I compiti a casa dei genitori

Annalena Benini sui bambini, sulle mamme e i papà che devono aiutarli, sui doposcuola: cose che sanno e apprezzeranno tutti i genitori all'ascolto

1955: Mrs Boice, a flight instructer by trade, helps her son with his homework. (Photo by Three Lions/Getty Images)
1955: Mrs Boice, a flight instructer by trade, helps her son with his homework. (Photo by Three Lions/Getty Images)

Il Foglio di sabato ospitava un racconto-riflessione di Annalena Benini sul rapporto dei genitori con i compiti a casa dei bambini e sui tempi che cambiano e non cambiano insieme.

Vieni qui, siediti bene, non sbriciolare, facciamo i compiti.
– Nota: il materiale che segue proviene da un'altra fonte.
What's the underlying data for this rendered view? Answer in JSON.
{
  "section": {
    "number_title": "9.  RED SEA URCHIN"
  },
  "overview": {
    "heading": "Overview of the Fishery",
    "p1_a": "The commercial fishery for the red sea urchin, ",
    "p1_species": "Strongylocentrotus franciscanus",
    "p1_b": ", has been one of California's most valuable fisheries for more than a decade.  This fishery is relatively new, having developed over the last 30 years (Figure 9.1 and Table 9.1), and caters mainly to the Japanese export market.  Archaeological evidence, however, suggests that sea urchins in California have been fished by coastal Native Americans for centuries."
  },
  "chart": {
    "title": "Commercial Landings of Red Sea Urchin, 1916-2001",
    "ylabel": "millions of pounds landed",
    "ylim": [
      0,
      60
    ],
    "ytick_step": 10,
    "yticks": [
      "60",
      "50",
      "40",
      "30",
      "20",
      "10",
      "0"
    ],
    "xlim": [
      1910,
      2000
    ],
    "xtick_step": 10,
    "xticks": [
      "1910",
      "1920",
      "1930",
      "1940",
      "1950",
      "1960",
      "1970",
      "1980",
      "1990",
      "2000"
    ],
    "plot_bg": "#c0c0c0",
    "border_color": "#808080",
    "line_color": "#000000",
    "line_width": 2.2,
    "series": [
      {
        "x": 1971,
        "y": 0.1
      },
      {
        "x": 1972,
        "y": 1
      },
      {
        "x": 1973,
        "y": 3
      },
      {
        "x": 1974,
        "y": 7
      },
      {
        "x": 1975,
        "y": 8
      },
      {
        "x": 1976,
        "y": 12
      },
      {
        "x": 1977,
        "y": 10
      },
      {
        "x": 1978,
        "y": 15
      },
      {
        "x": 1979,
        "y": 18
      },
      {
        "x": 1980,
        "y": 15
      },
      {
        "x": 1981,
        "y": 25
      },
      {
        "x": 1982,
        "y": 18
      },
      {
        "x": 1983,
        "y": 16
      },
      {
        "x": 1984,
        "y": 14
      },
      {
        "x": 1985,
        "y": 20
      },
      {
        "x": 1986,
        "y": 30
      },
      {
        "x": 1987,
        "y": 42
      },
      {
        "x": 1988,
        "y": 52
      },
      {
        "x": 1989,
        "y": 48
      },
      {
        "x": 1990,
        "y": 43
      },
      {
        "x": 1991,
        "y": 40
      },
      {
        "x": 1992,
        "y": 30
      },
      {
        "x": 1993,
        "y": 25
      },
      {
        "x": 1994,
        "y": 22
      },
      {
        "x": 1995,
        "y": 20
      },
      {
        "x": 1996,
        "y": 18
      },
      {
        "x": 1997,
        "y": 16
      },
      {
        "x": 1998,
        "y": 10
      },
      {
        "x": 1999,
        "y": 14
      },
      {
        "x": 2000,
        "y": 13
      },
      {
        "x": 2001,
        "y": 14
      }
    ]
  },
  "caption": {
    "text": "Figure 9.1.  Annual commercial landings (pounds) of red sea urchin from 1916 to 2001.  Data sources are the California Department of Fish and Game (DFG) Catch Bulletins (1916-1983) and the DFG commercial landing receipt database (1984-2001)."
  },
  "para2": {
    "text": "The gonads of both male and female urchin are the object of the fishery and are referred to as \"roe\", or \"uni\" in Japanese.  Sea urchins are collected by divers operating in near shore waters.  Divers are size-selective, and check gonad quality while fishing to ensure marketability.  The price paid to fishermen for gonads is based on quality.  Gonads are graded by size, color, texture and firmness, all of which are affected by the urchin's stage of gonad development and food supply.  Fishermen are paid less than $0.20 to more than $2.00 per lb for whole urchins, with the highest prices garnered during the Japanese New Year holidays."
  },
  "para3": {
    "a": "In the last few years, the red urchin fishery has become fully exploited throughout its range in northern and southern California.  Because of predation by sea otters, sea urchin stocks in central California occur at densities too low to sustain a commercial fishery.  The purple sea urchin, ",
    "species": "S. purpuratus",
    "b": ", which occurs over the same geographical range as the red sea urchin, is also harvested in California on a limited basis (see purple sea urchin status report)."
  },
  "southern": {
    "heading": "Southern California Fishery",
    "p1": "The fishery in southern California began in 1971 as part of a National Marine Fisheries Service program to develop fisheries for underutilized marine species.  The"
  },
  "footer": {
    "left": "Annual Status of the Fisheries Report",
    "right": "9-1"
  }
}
Scrivere dieci paroline con “eu”. Ma come non le sai? E’ facile: Europa, eureka, pneumatico, feudale, freudiano, neuroni, ad esempio. Non capisco perché piangi, adesso. Su, scrivi: eu-fe-mi-smo. La sera dei dittonghi, in prima elementare, pensai che avevo sbagliato tutto. Mandarla a scuola un anno prima (non per ambizione ma per lasciarla con le amiche a cui sognava un giorno di mostrare un vero chihuahua bianco che avrebbe chiamato Fragolina) era stata una pessima idea: avevo sottratto a mia figlia un anno di vita leggera, al parco o a testa in giù sul divano, un anno di pomeriggi senza i compiti a casa, ma soprattutto, cosa perfino più grave, l’avevo sottratto a me. Se il contadino ha quindici mele e gliene cadono sette, quante mele gli restano? Nascondo le mani dietro la schiena per non far vedere che conto con le dita, a lei inspiegabilmente piace la matematica e potrei riuscire a convincerla che è merito mio, della mia precisione, ma poi comincia a sbuffare, a cancellare, a fare le orecchie nelle pagine, a sbadigliare, a scrivere numeri inventati e a far cadere la matita per terra. Mi innervosisco, dovrei pure lavorare, mi mette il muso, che cos’è un abaco? La parte peggiore di tutta la giornata. Non odiavo i compiti per casa da bambina, ma ricordo le facce di mia madre quando le annunciavo che c’era la ricerca sul Friuli Venezia Giulia. Doveva procurarmi il materiale, farmelo copiare, fingere di conoscere il numero esatto di abitanti del Friuli e la sua superficie in chilometri quadrati, poi aiutarmi a studiare il clima e l’economia, parole come: pastorizia. Anche oggi ho problemi a collocare geograficamente Pordenone. Non odiavo i compiti da bambina, ma credo di odiare quelli di mia figlia. E’ troppo piccola per farli da sola, e poi ho letto ovunque che le devo trasmettere il senso dell’importanza della scuola sgobbando insieme a lei. Deve capire subito che la vita è responsabilità e scrivanie, doppi turni di lavoro, artrite cervicale e occhiali da vista. Il suo mondo è cambiato (non chiede più: “Babbo, tu che lavoro fai? Le bolle di sapone?”, e per la prima volta pronuncia frasi inaudite: hai visto il mio libro d’inglese?), ma drammaticamente, con i compiti a casa, è cambiato moltissimo anche il nostro piccolo mondo adulto.